Pinuccia: Essenzialmente la preghiera è desiderio.

Luigi: La preghiera è sguardo a Dio mentre il desiderio è già una conseguenza della preghiera perché guardando Dio, Dio forma in noi il desiderio di vedere il tutto di Dio e il niente nostro. Se invece pregando non si forma in noi questo desiderio, vuol dire che la nostra preghiera non è la vera preghiera, era una preghiera fasulla perché non si è formato il vero desiderio. Ma chi forma questo desiderio è Dio, guardando Dio, siamo informati da Dio, nella misura in cui guardiamo Dio, Dio forma in noi il desiderio, il pensiero. Noi siamo informati nella misura in cui guardiamo. Nella misura in cui facciamo la cura del sole, ci abbronziamo; è il sole però che lavora però dobbiamo restare esposti al sole. Così dobbiamo essere esposti, fermarci a guardare Dio. È necessario pregare sempre quindi tenendo conto che la preghiera non sta nel dire tante parole, non sta nel dire le giaculatorie, non sta nell’andare in certi luoghi, non sta nell’assumere certe posizioni, ma sta essenzialmente nel pensiero. Ecco, allora è necessario questo sguardo, questo pensiero presente sempre in tutto, in modo da riferire sempre tutto a Dio per poter accogliere tutto da Dio. Per poter accogliere tutto da Dio bisogna essere convinti che tutto viene da Dio, che tutto è di Dio e non c’è niente che sia nostro. Questa convinzione forma in noi il desiderio.

Emma: Mi viene in mente la frase che ha detto Giovanni Marengo a sua fratello: “Tu fai pure questo e quello ma tanto è Dio che lo fa”.

Eligio: Mi fa pensare il fatto che io posso stare in fondo della chiesa e facilmente dire: “Ti prego Signore, perdonami perché sono un peccatore”; poi magari uscire e dire: “Guarda quello là che antipatico!”.

Luigi: Quello rivela la nostra superficialità perché se Dio ci fa entrare nel tempio e ci mette in contatto con Sé, e mi ci dice: “Io ti do la consapevolezza, ti do la possibilità di credere che sei nel tempio e qui sperimenti la mia presenza”. Non c’è un dentro e un fuori perché tutto è tempio.
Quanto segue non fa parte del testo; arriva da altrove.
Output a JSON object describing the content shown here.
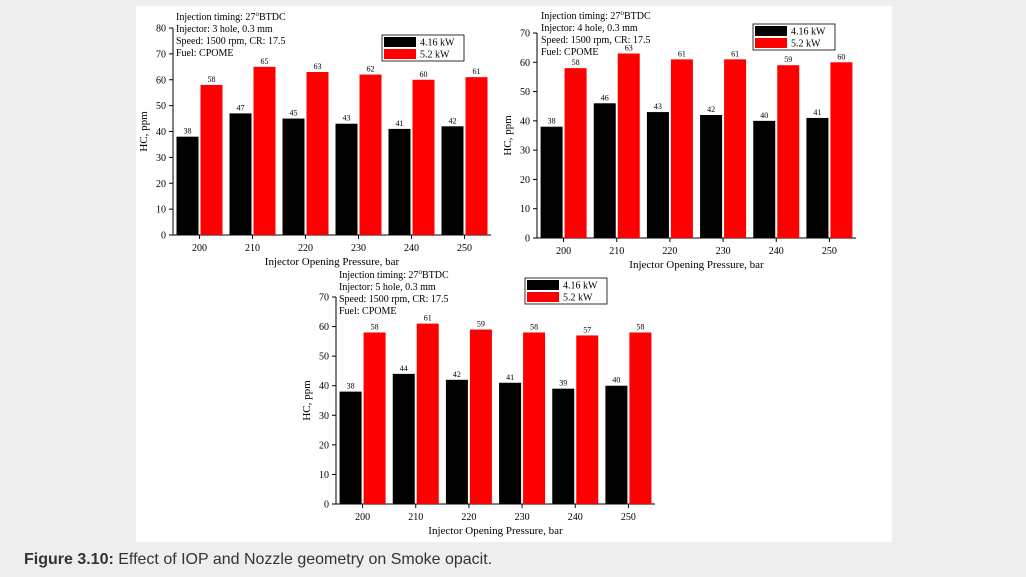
{
  "caption": {
    "label": "Figure 3.10:",
    "text": " Effect of IOP and Nozzle geometry on Smoke opacit."
  },
  "colors": {
    "series1": "#000000",
    "series2": "#ff0000"
  },
  "chart_data": [
    {
      "type": "bar",
      "categories": [
        "200",
        "210",
        "220",
        "230",
        "240",
        "250"
      ],
      "series": [
        {
          "name": "4.16 kW",
          "values": [
            38,
            47,
            45,
            43,
            41,
            42
          ]
        },
        {
          "name": "5.2 kW",
          "values": [
            58,
            65,
            63,
            62,
            60,
            61
          ]
        }
      ],
      "xlabel": "Injector Opening Pressure, bar",
      "ylabel": "HC, ppm",
      "ylim": [
        0,
        80
      ],
      "yticks": [
        0,
        10,
        20,
        30,
        40,
        50,
        60,
        70,
        80
      ],
      "annotation": {
        "l1_prefix": "Injection timing: 27",
        "l1_sup": "o",
        "l1_suffix": "BTDC",
        "l2": "Injector: 3 hole, 0.3 mm",
        "l3": "Speed: 1500 rpm, CR: 17.5",
        "l4": "Fuel: CPOME"
      },
      "legend_position": "top-right"
    },
    {
      "type": "bar",
      "categories": [
        "200",
        "210",
        "220",
        "230",
        "240",
        "250"
      ],
      "series": [
        {
          "name": "4.16 kW",
          "values": [
            38,
            46,
            43,
            42,
            40,
            41
          ]
        },
        {
          "name": "5.2 kW",
          "values": [
            58,
            63,
            61,
            61,
            59,
            60
          ]
        }
      ],
      "data_labels": [
        [
          "38",
          "46",
          "43",
          "42",
          "40",
          "41"
        ],
        [
          "58",
          "63",
          "61",
          "61",
          "59",
          "60"
        ]
      ],
      "xlabel": "Injector Opening Pressure, bar",
      "ylabel": "HC, ppm",
      "ylim": [
        0,
        70
      ],
      "yticks": [
        0,
        10,
        20,
        30,
        40,
        50,
        60,
        70
      ],
      "annotation": {
        "l1_prefix": "Injection timing: 27",
        "l1_sup": "o",
        "l1_suffix": "BTDC",
        "l2": "Injector: 4 hole, 0.3 mm",
        "l3": "Speed: 1500 rpm, CR: 17.5",
        "l4": "Fuel: CPOME"
      },
      "legend_position": "top-right"
    },
    {
      "type": "bar",
      "categories": [
        "200",
        "210",
        "220",
        "230",
        "240",
        "250"
      ],
      "series": [
        {
          "name": "4.16 kW",
          "values": [
            38,
            44,
            42,
            41,
            39,
            40
          ]
        },
        {
          "name": "5.2 kW",
          "values": [
            58,
            61,
            59,
            58,
            57,
            58
          ]
        }
      ],
      "xlabel": "Injector Opening Pressure, bar",
      "ylabel": "HC, ppm",
      "ylim": [
        0,
        70
      ],
      "yticks": [
        0,
        10,
        20,
        30,
        40,
        50,
        60,
        70
      ],
      "annotation": {
        "l1_prefix": "Injection timing: 27",
        "l1_sup": "o",
        "l1_suffix": "BTDC",
        "l2": "Injector: 5 hole, 0.3 mm",
        "l3": "Speed: 1500 rpm, CR: 17.5",
        "l4": "Fuel: CPOME"
      },
      "legend_position": "top-right"
    }
  ]
}
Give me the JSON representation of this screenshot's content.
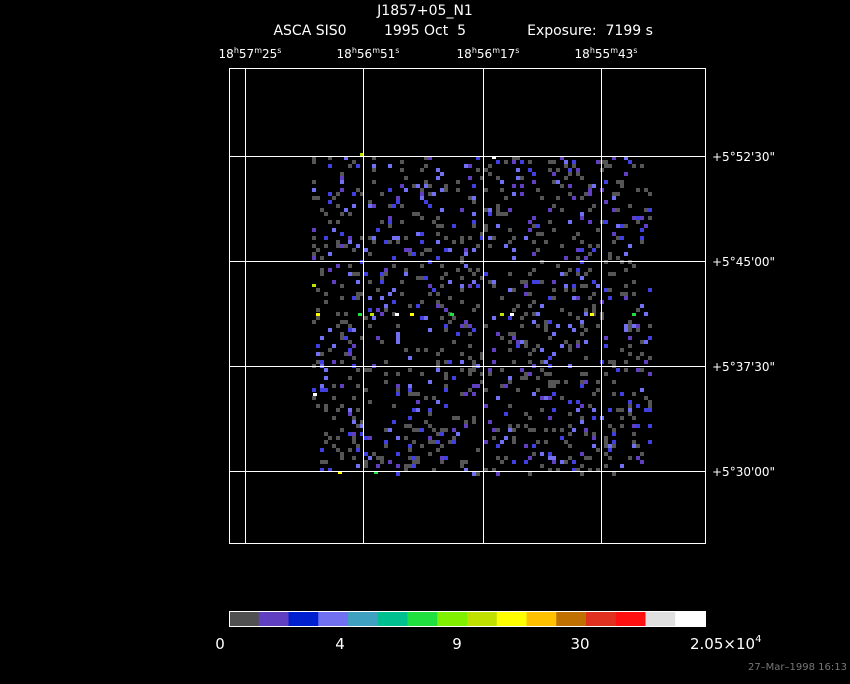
{
  "header": {
    "title": "J1857+05_N1",
    "subtitle": [
      "ASCA SIS0",
      "1995 Oct  5",
      "Exposure:  7199 s"
    ]
  },
  "ra_labels": [
    [
      "18",
      "h",
      "57",
      "m",
      "25",
      "s"
    ],
    [
      "18",
      "h",
      "56",
      "m",
      "51",
      "s"
    ],
    [
      "18",
      "h",
      "56",
      "m",
      "17",
      "s"
    ],
    [
      "18",
      "h",
      "55",
      "m",
      "43",
      "s"
    ]
  ],
  "dec_labels": [
    "+5°52'30\"",
    "+5°45'00\"",
    "+5°37'30\"",
    "+5°30'00\""
  ],
  "colorbar": {
    "labels": [
      "0",
      "4",
      "9",
      "30"
    ],
    "max_label": {
      "base": "2.05×10",
      "exponent": "4"
    }
  },
  "timestamp": "27–Mar–1998 16:13"
}
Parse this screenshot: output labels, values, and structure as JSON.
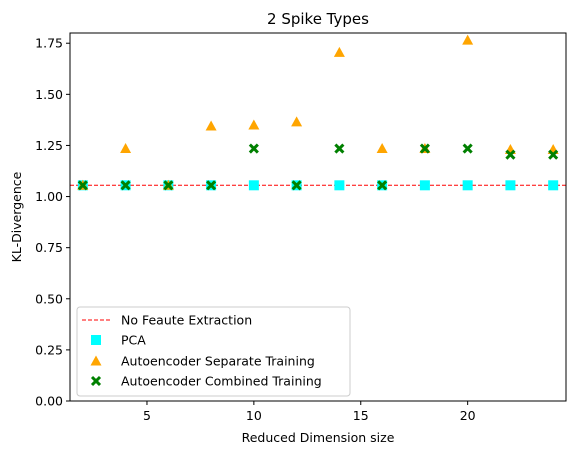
{
  "chart_data": {
    "type": "scatter",
    "title": "2 Spike Types",
    "xlabel": "Reduced Dimension size",
    "ylabel": "KL-Divergence",
    "xlim": [
      1.4,
      24.6
    ],
    "ylim": [
      0.0,
      1.8
    ],
    "xticks": [
      5,
      10,
      15,
      20
    ],
    "yticks": [
      0.0,
      0.25,
      0.5,
      0.75,
      1.0,
      1.25,
      1.5,
      1.75
    ],
    "ytick_labels": [
      "0.00",
      "0.25",
      "0.50",
      "0.75",
      "1.00",
      "1.25",
      "1.50",
      "1.75"
    ],
    "grid": false,
    "legend_position": "lower-left",
    "baseline": {
      "name": "No Feaute Extraction",
      "y": 1.055,
      "color": "#ff0000",
      "style": "dashed"
    },
    "series": [
      {
        "name": "PCA",
        "marker": "square",
        "color": "#00ffff",
        "x": [
          2,
          4,
          6,
          8,
          10,
          12,
          14,
          16,
          18,
          20,
          22,
          24
        ],
        "y": [
          1.055,
          1.055,
          1.055,
          1.055,
          1.055,
          1.055,
          1.055,
          1.055,
          1.055,
          1.055,
          1.055,
          1.055
        ]
      },
      {
        "name": "Autoencoder Separate Training",
        "marker": "triangle",
        "color": "#ffa500",
        "x": [
          2,
          4,
          6,
          8,
          10,
          12,
          14,
          16,
          18,
          20,
          22,
          24
        ],
        "y": [
          1.055,
          1.235,
          1.055,
          1.345,
          1.35,
          1.365,
          1.705,
          1.235,
          1.235,
          1.765,
          1.23,
          1.23
        ]
      },
      {
        "name": "Autoencoder Combined Training",
        "marker": "x",
        "color": "#008000",
        "x": [
          2,
          4,
          6,
          8,
          10,
          12,
          14,
          16,
          18,
          20,
          22,
          24
        ],
        "y": [
          1.055,
          1.055,
          1.055,
          1.055,
          1.235,
          1.055,
          1.235,
          1.055,
          1.235,
          1.235,
          1.205,
          1.205
        ]
      }
    ]
  }
}
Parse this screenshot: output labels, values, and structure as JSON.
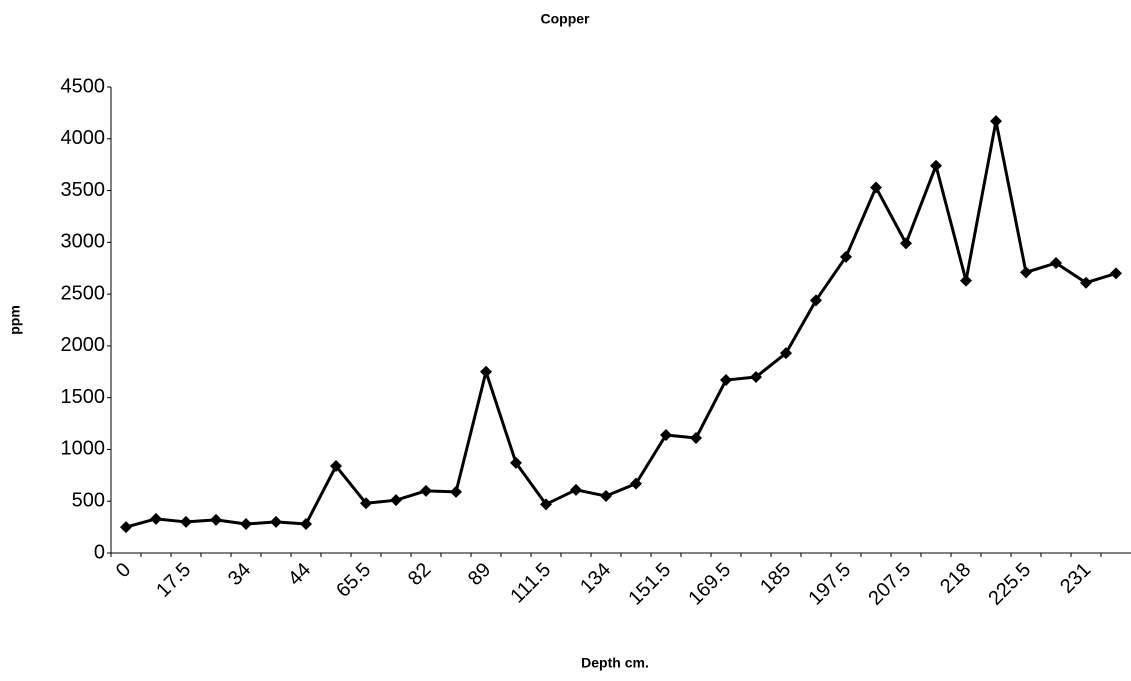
{
  "chart_data": {
    "type": "line",
    "title": "Copper",
    "x_label": "Depth cm.",
    "y_label": "ppm",
    "categories": [
      "0",
      null,
      "17.5",
      null,
      "34",
      null,
      "44",
      null,
      "65.5",
      null,
      "82",
      null,
      "89",
      null,
      "111.5",
      null,
      "134",
      null,
      "151.5",
      null,
      "169.5",
      null,
      "185",
      null,
      "197.5",
      null,
      "207.5",
      null,
      "218",
      null,
      "225.5",
      null,
      "231",
      null
    ],
    "series": [
      {
        "name": "Copper",
        "color": "#000000",
        "values": [
          250,
          330,
          300,
          320,
          280,
          300,
          280,
          840,
          480,
          510,
          600,
          590,
          1750,
          870,
          470,
          610,
          550,
          670,
          1140,
          1110,
          1670,
          1700,
          1930,
          2440,
          2860,
          3530,
          2990,
          3740,
          2630,
          4170,
          2710,
          2800,
          2610,
          2700
        ]
      }
    ],
    "ylim": [
      0,
      4500
    ],
    "yticks": [
      0,
      500,
      1000,
      1500,
      2000,
      2500,
      3000,
      3500,
      4000,
      4500
    ],
    "grid": false,
    "legend": false
  }
}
E se tutto è tempio di Dio... Perché quel “sempre” deriva da una totalità. Per cui Lui mi dà la possibilità su tutto di dire “Questo è mio”. Questo stato è una concessione che Lui fa per istruirmi, per farmi capire che io devo estendere questo punto su tutti gli altri punti. Ecco lì la partecipazione personale. È per il dono di Dio che mi dice: “Ecco, qui sei con me”, e qui abbiamo un punto verginale in noi, che è in noi indipendentemente da noi, non è per opera nostra, per cui Lui abita in noi anche se noi siamo dei delinquenti, anche se noi lo uccidiamo, e questa è opera Sua; ma in questo punto qui Lui lo fa, ed è concessione Sua, per darmi la possibilità di estendere questo punto su tutti i punti. È il seme che deve crescere, deve diventare albero, fino a coinvolgere tutto, fino a coprire tutto. E questo richiede la nostra partecipazione personale. Abbiamo un mondo da far entrare, che è possibilità di dimostrare l’amore che abbiamo per Dio perché certamente arriverà un giorno in cui questo tempio regnerà su tutto ma noi possiamo essere fuori perché non abbiamo partecipato a niente. Allora tutta la fatica della nostra vita è questa: di estendere questo punto su tutto sapendo che tutto è già tempio suo.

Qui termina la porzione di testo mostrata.